Unfrieden ist nicht in Sicht

Egal, wem Dagur Sigurdsson zunächst das Vertrauen ausspricht: Unfrieden zwischen den Torhütern braucht er nicht zu befürchten. Wolff sagt bei seinem ersten internationalen Turnier: "Ich erhebe hier keinen Anspruch auf die Nummer eins." Und Lichtlein ist sowieso ein Teamspieler, wie man ihn sich nur wünschen kann, unvorstellbar uneitel: Er hat sich Laufe seiner langen Karriere immer wieder klaglos auf die Bank gesetzt und seine Teamkollegen von dort am lautesten angefeuert.

"Ich muss der Mannschaft helfen, wenn ich reinkomme", lautet sein Credo. "Ein ganz, ganz lieber Mensch" sei der gebürtige Würzburger, findet Wolff, nachdenklich, ruhig, auch wenn er nicht immer so wirke: "Er gibt einem eine gewisse Gelassenheit." Kiels Linksaußen Rune Dahmke, 21, bestätigt diesen Eindruck: "Carsten strahlt viel Ruhe aus mit seiner Erfahrung."

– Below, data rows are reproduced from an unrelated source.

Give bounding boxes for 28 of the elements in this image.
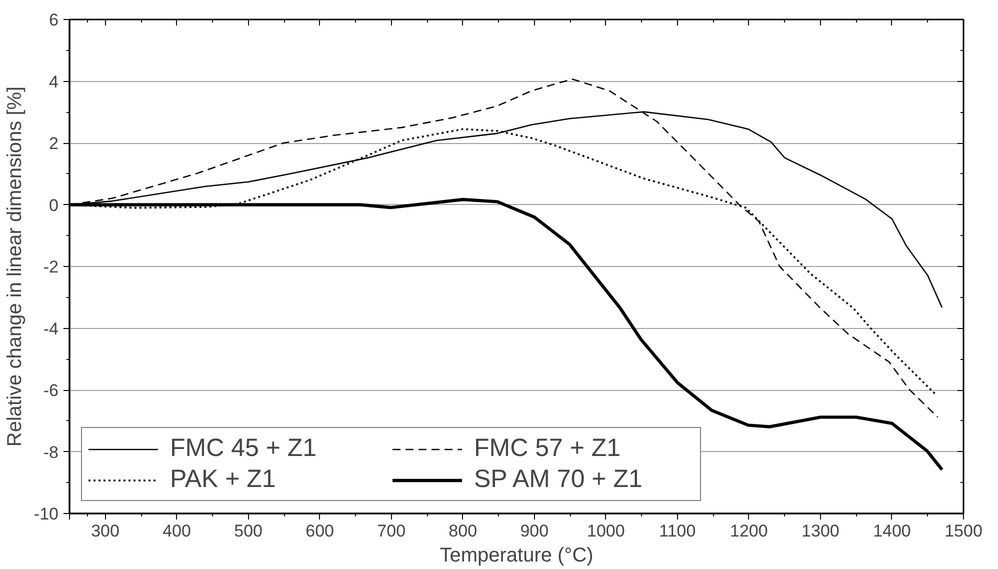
y-tick-label: -8 bbox=[43, 442, 59, 462]
y-tick-label: -4 bbox=[43, 319, 59, 338]
y-tick-label: -6 bbox=[43, 381, 59, 400]
x-tick-label: 800 bbox=[448, 522, 478, 540]
y-tick-label: 4 bbox=[49, 72, 59, 92]
y-tick-label: 2 bbox=[49, 134, 59, 153]
legend-label: FMC 57 + Z1 bbox=[474, 434, 622, 463]
x-tick-label: 1500 bbox=[944, 522, 982, 540]
x-tick-label: 500 bbox=[234, 522, 262, 540]
x-tick-label: 1200 bbox=[730, 522, 768, 540]
y-tick-label: -10 bbox=[34, 504, 59, 524]
y-axis-title: Relative change in linear dimensions [%] bbox=[4, 86, 26, 447]
x-tick-label: 900 bbox=[520, 522, 549, 540]
x-tick-label: 1400 bbox=[873, 522, 911, 540]
x-tick-label: 1300 bbox=[802, 522, 840, 540]
x-tick-label: 400 bbox=[162, 522, 191, 540]
x-tick-label: 600 bbox=[306, 522, 334, 540]
x-tick-label: 1100 bbox=[659, 522, 696, 540]
legend-label: FMC 45 + Z1 bbox=[170, 434, 318, 463]
x-tick-label: 700 bbox=[377, 522, 406, 540]
x-tick-label: 1000 bbox=[586, 522, 625, 540]
y-tick-label: 0 bbox=[49, 196, 59, 215]
y-tick-label: 6 bbox=[49, 10, 59, 30]
y-tick-label: -2 bbox=[43, 258, 59, 276]
legend-label: SP AM 70 + Z1 bbox=[474, 465, 644, 494]
x-tick-label: 300 bbox=[91, 522, 120, 540]
x-axis-title: Temperature (°C) bbox=[440, 544, 594, 566]
legend-label: PAK + Z1 bbox=[170, 465, 277, 494]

Wolff hingegen fühlt sich eher für die Emotionen zuständig, für Gefühlsausbrüche und das leidenschaftliche Anfeuern der Kollegen auf dem Parkett. Dabei erzählt er über seine Anfänge als Handballer, dass er "beim ersten Training etwas schüchtern war und mit den anderen wenig zu tun haben" wollte: "Deshalb habe ich mich hinten reingestellt. Und dann wollte ich nicht mehr raus."

Wolff sagt, er habe bei der HSG Wetzlar viel von dem früheren spanischen Nationaltorwart José Javier Hombrados gelernt, der in den vergangenen beiden Spielzeiten beim mittelhessischen Klub ausgeholfen habe. Er versucht auch, sich von Carsten Lichtlein etwas abzuschauen; aber dessen akribische Herangehensweise an die Spiele hat er nicht übernommen. Lichtlein studiert ja das Wurfverhalten gegnerischer Stürmer mit wissenschaftlicher Präzision und malt dann Wurfbilder, um zu wissen, wo er hinlangen muss. Wolff vertraut mehr seinem Instinkt und seinen Reflexen. "Während des Spiels kann ich auch nicht auf einen Zettel schauen", sagt er.

Vom etatmäßigen Kapitän, dem verletzten Steffen Weinhold hat Andreas Wolff im Übrigen schon ein indirektes Lob bei dieser Europameisterschaft bekommen, auch wenn es zunächst nicht so klang: "Das waren noch keine außergewöhnlichen Leistungen von ihm." Soll heißen: Der junge Wolff kann noch mehr.